Graduate School of Medical Sciences, Kanazawa University, Kanazawa, 920-1192, Japan.
Graduate School of Horticulture, Chiba University, Matsudo, 271-8510, Japan.
BMC Genomics. 2020 Mar 30;21(1):260. doi: 10.1186/s12864-020-6662-5.
Upstream open reading frames (uORFs) in the 5'-untranslated regions (5'-UTRs) of certain eukaryotic mRNAs encode evolutionarily conserved functional peptides, such as cis-acting regulatory peptides that control translation of downstream main ORFs (mORFs). For genome-wide searches for uORFs with conserved peptide sequences (CPuORFs), comparative genomic studies have been conducted, in which uORF sequences were compared between selected species. To increase chances of identifying CPuORFs, we previously developed an approach in which uORF sequences were compared using BLAST between Arabidopsis and any other plant species with available transcript sequence databases. If this approach is applied to multiple plant species belonging to phylogenetically distant clades, it is expected to further comprehensively identify CPuORFs conserved in various plant lineages, including those conserved among relatively small taxonomic groups.
To efficiently compare uORF sequences among many species and efficiently identify CPuORFs conserved in various taxonomic lineages, we developed a novel pipeline, ESUCA. We applied ESUCA to the genomes of five angiosperm species, which belong to phylogenetically distant clades, and selected CPuORFs conserved among at least three different orders. Through these analyses, we identified 89 novel CPuORF families.

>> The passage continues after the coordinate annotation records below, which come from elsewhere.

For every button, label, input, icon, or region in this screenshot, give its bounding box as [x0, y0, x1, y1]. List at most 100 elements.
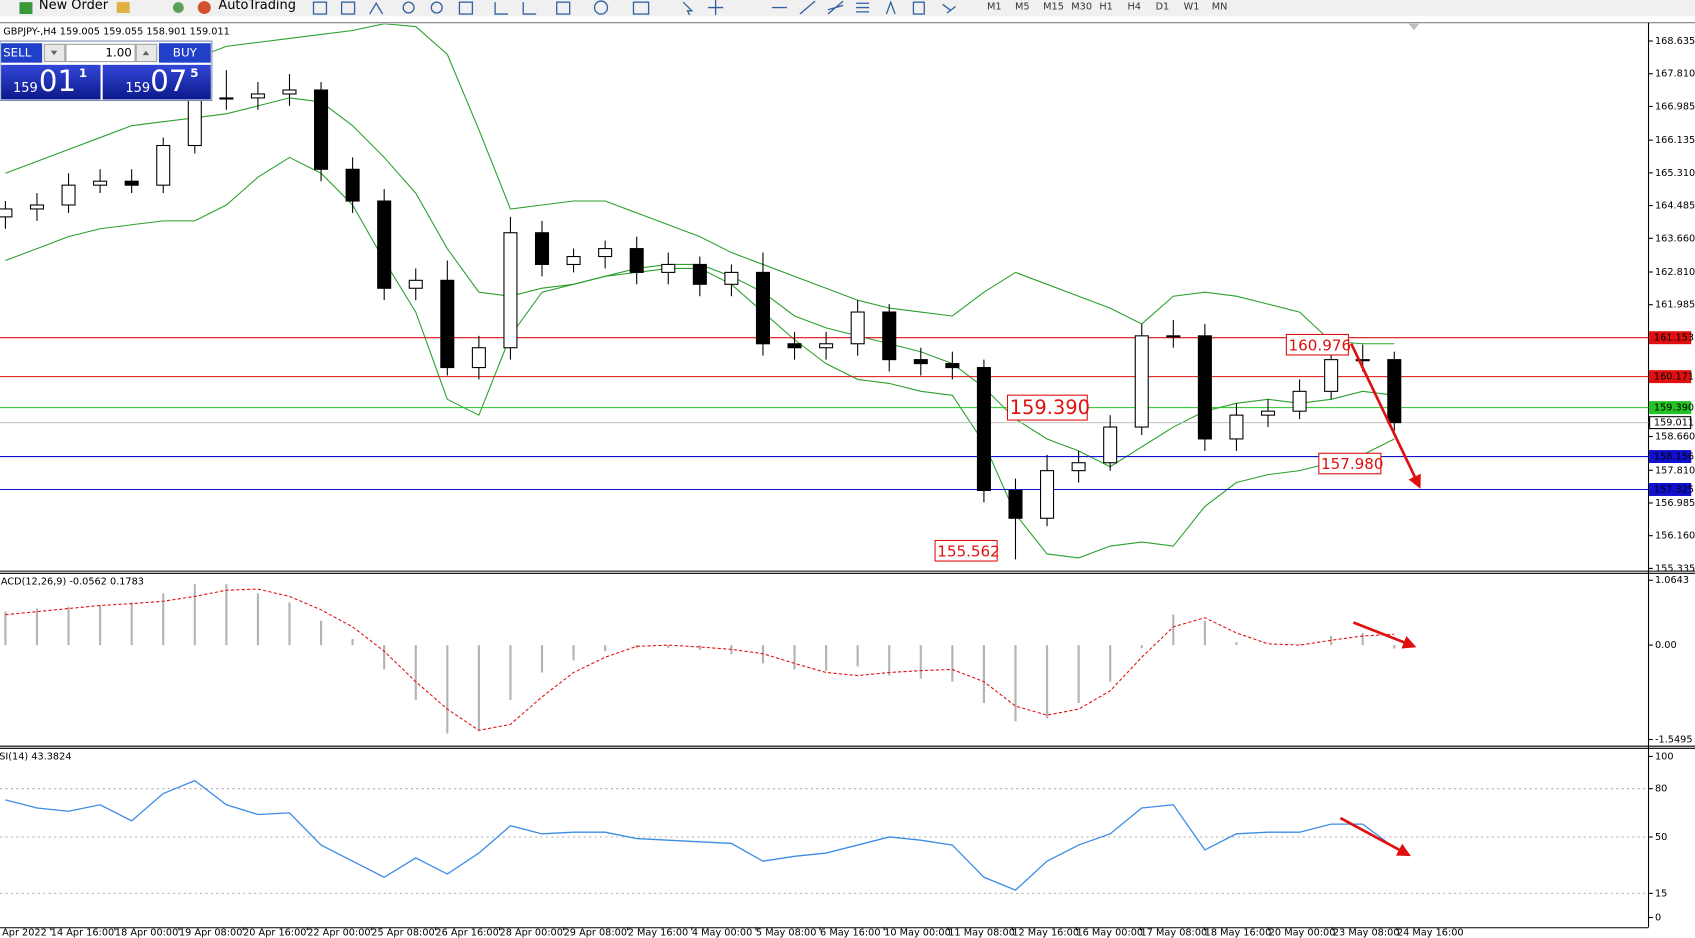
ask-big-figure[interactable]: 159 [125, 81, 150, 96]
level-price-box [1649, 331, 1692, 345]
candle-body [819, 343, 834, 349]
timeframe-button[interactable]: M30 [1071, 1, 1092, 12]
price-annotation: 159.390 [1010, 396, 1090, 419]
bid-point[interactable]: 1 [79, 66, 87, 80]
candle-body [471, 347, 486, 369]
candle-body [440, 279, 455, 369]
rsi-line [5, 779, 1395, 891]
lot-value[interactable]: 1.00 [105, 45, 131, 59]
new-order-button[interactable]: New Order [39, 0, 109, 13]
y-tick-label: 157.810 [1655, 465, 1695, 476]
autotrading-button[interactable]: AutoTrading [218, 0, 296, 13]
tool-icon[interactable] [369, 1, 384, 15]
candle-body [1292, 390, 1307, 412]
arrows-icon[interactable] [942, 3, 956, 14]
level-price-label: 158.156 [1654, 452, 1694, 463]
buy-button[interactable] [158, 43, 211, 63]
timeframe-button[interactable]: M5 [1015, 1, 1030, 12]
candle-body [124, 180, 139, 186]
sell-button[interactable] [1, 43, 43, 63]
pane-title: MACD(12,26,9) -0.0562 0.1783 [0, 576, 144, 587]
time-axis-label: 18 Apr 00:00 [115, 928, 178, 938]
candle-body [724, 271, 739, 285]
candle-body [755, 271, 770, 345]
candle-body [1166, 335, 1181, 338]
tool-icon[interactable] [522, 2, 537, 15]
fibo-icon[interactable] [856, 2, 870, 13]
timeframe-button[interactable]: H4 [1127, 1, 1141, 12]
candle-body [1103, 426, 1118, 464]
channel-icon[interactable] [827, 0, 844, 15]
bid-pips[interactable]: 01 [39, 64, 76, 98]
time-axis-label: 20 May 00:00 [1269, 928, 1336, 938]
candle-body [566, 255, 581, 266]
y-tick-label: 162.810 [1655, 267, 1695, 278]
label-icon[interactable] [912, 1, 925, 15]
order-panel: SELL 1.00 BUY 159 01 1 159 07 5 [0, 40, 213, 102]
candle-body [1071, 462, 1086, 472]
y-tick-label: 156.985 [1655, 498, 1695, 509]
time-axis-label: 2 May 16:00 [628, 928, 688, 938]
new-order-icon[interactable] [19, 2, 33, 15]
ask-point[interactable]: 5 [190, 66, 198, 80]
lot-input[interactable] [65, 43, 136, 63]
time-axis-label: 10 May 00:00 [884, 928, 951, 938]
candle-body [1040, 470, 1055, 519]
tool-icon[interactable] [340, 1, 356, 15]
time-axis-label: 18 May 16:00 [1205, 928, 1272, 938]
ask-pips[interactable]: 07 [150, 64, 187, 98]
sell-label[interactable]: SELL [3, 45, 32, 59]
tool-icon[interactable] [458, 1, 474, 15]
cursor-icon[interactable] [682, 1, 694, 16]
level-price-box [1649, 401, 1692, 415]
bid-box[interactable] [1, 64, 101, 100]
price-annotation-box [934, 539, 998, 562]
candle-body [850, 311, 865, 345]
timeframe-button[interactable]: D1 [1156, 1, 1170, 12]
timeframe-button[interactable]: W1 [1184, 1, 1200, 12]
bid-big-figure[interactable]: 159 [13, 81, 38, 96]
timeframe-button[interactable]: M1 [987, 1, 1002, 12]
zoom-in-icon[interactable] [402, 1, 415, 14]
candle-body [187, 97, 202, 147]
candle-body [1134, 335, 1149, 428]
candle-body [156, 144, 171, 186]
period-icon[interactable] [593, 0, 609, 15]
toolbar-tools [312, 0, 956, 16]
candle-body [0, 208, 13, 218]
time-axis-label: 20 Apr 16:00 [243, 928, 306, 938]
tool-icon[interactable] [312, 1, 328, 15]
autotrading-icon[interactable] [197, 1, 211, 15]
toolbar-icon[interactable] [172, 2, 184, 13]
decrease-icon [50, 50, 58, 56]
candle-body [692, 263, 707, 285]
text-icon[interactable] [885, 0, 896, 15]
timeframe-button[interactable]: M15 [1043, 1, 1064, 12]
zoom-out-icon[interactable] [430, 1, 443, 14]
time-axis-label: 26 Apr 16:00 [435, 928, 498, 938]
trendline-icon[interactable] [799, 0, 816, 15]
time-axis-label: 4 May 00:00 [692, 928, 752, 938]
candle-body [913, 359, 928, 365]
trend-arrow [1350, 343, 1421, 489]
y-tick-label: 100 [1655, 751, 1674, 762]
template-icon[interactable] [632, 1, 650, 15]
time-axis-label: 6 May 16:00 [820, 928, 880, 938]
y-tick-label: 158.660 [1655, 432, 1695, 443]
y-tick-label: 161.985 [1655, 300, 1695, 311]
crosshair-icon[interactable] [708, 0, 724, 16]
timeframe-button[interactable]: MN [1212, 1, 1228, 12]
y-tick-label: 166.985 [1655, 101, 1695, 112]
candle-body [282, 89, 297, 95]
indicator-icon[interactable] [556, 1, 571, 15]
ask-box[interactable] [102, 64, 211, 100]
timeframe-button[interactable]: H1 [1099, 1, 1113, 12]
buy-label[interactable]: BUY [173, 45, 198, 59]
y-tick-label: 163.660 [1655, 233, 1695, 244]
candle-body [503, 232, 518, 349]
chart-panes: Apr 2022 14 Apr 16:00 18 Apr 00:00 19 Apr 0… [0, 23, 1695, 938]
candle-body [1260, 410, 1276, 416]
candle-body [787, 343, 802, 349]
tool-icon[interactable] [494, 2, 509, 15]
toolbar-icon[interactable] [116, 2, 130, 13]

As expected, ESUCA analysis of each of the five angiosperm genomes identified many CPuORFs that were not identified from ESUCA analyses of the other four species. However, unexpectedly, these CPuORFs include those conserved across wide taxonomic ranges, indicating that the approach used here is useful not only for comprehensive identification of narrowly conserved CPuORFs but also for that of widely conserved CPuORFs. Examination of the effects of 11 selected CPuORFs on mORF translation revealed that CPuORFs conserved only in relatively narrow taxonomic ranges can have sequence-dependent regulatory effects, suggesting that most of the identified CPuORFs are conserved because of functional constraints of their encoded peptides.
This study demonstrates that ESUCA is capable of efficiently identifying CPuORFs likely to be conserved because of the functional importance of their encoded peptides. Furthermore, our data show that the approach in which uORF sequences from multiple species are compared with those of many other species, using ESUCA, is highly effective in comprehensively identifying CPuORFs conserved in various taxonomic ranges.
真核生物 mRNA 5'非翻译区(5'-UTRs)中的上游开放阅读框(uORFs)编码进化保守的功能肽,例如顺式作用调节肽,可控制下游主要开放阅读框(mORFs)的翻译。为了在全基因组范围内搜索具有保守肽序列的 uORFs(CPuORFs),进行了比较基因组研究,其中比较了选定物种之间的 uORF 序列。为了增加识别 CPuORFs 的机会,我们之前开发了一种方法,即在拟南芥和任何其他具有可用转录序列数据库的植物物种之间使用 BLAST 比较 uORF 序列。如果将这种方法应用于属于系统发育较远分支的多个植物物种,预计将进一步全面识别各种植物谱系中保守的 CPuORFs,包括在相对较小的分类群中保守的 CPuORFs。
为了在许多物种之间高效比较 uORF 序列并有效地识别各种分类谱系中保守的 CPuORFs,我们开发了一种新的管道,ESUCA。我们将 ESUCA 应用于属于系统发育较远分支的五个被子植物物种的基因组中,并选择了至少在三个不同目之间保守的 CPuORFs。通过这些分析,我们鉴定了 89 个新的 CPuORF 家族。正如预期的那样,对五个被子植物基因组中的每一个进行 ESUCA 分析都鉴定出了许多从其他四个物种的 ESUCA 分析中未鉴定出的 CPuORFs。然而,出乎意料的是,这些 CPuORFs 包括那些在广泛的分类范围内保守的 CPuORFs,这表明这里使用的方法不仅可用于全面识别狭义保守的 CPuORFs,还可用于广泛保守的 CPuORFs。对 11 个选定的 CPuORFs 对 mORF 翻译的影响的检查表明,仅在相对狭窄的分类范围内保守的 CPuORFs 具有序列依赖性调节作用,这表明大多数鉴定出的 CPuORFs 是保守的,因为其编码肽的功能约束。
这项研究表明,ESUCA 能够有效地识别可能由于其编码肽的功能重要性而保守的 CPuORFs。此外,我们的数据表明,使用 ESUCA 将来自多个物种的 uORF 序列与许多其他物种的序列进行比较的方法,在全面识别各种分类范围内保守的 CPuORFs 方面非常有效。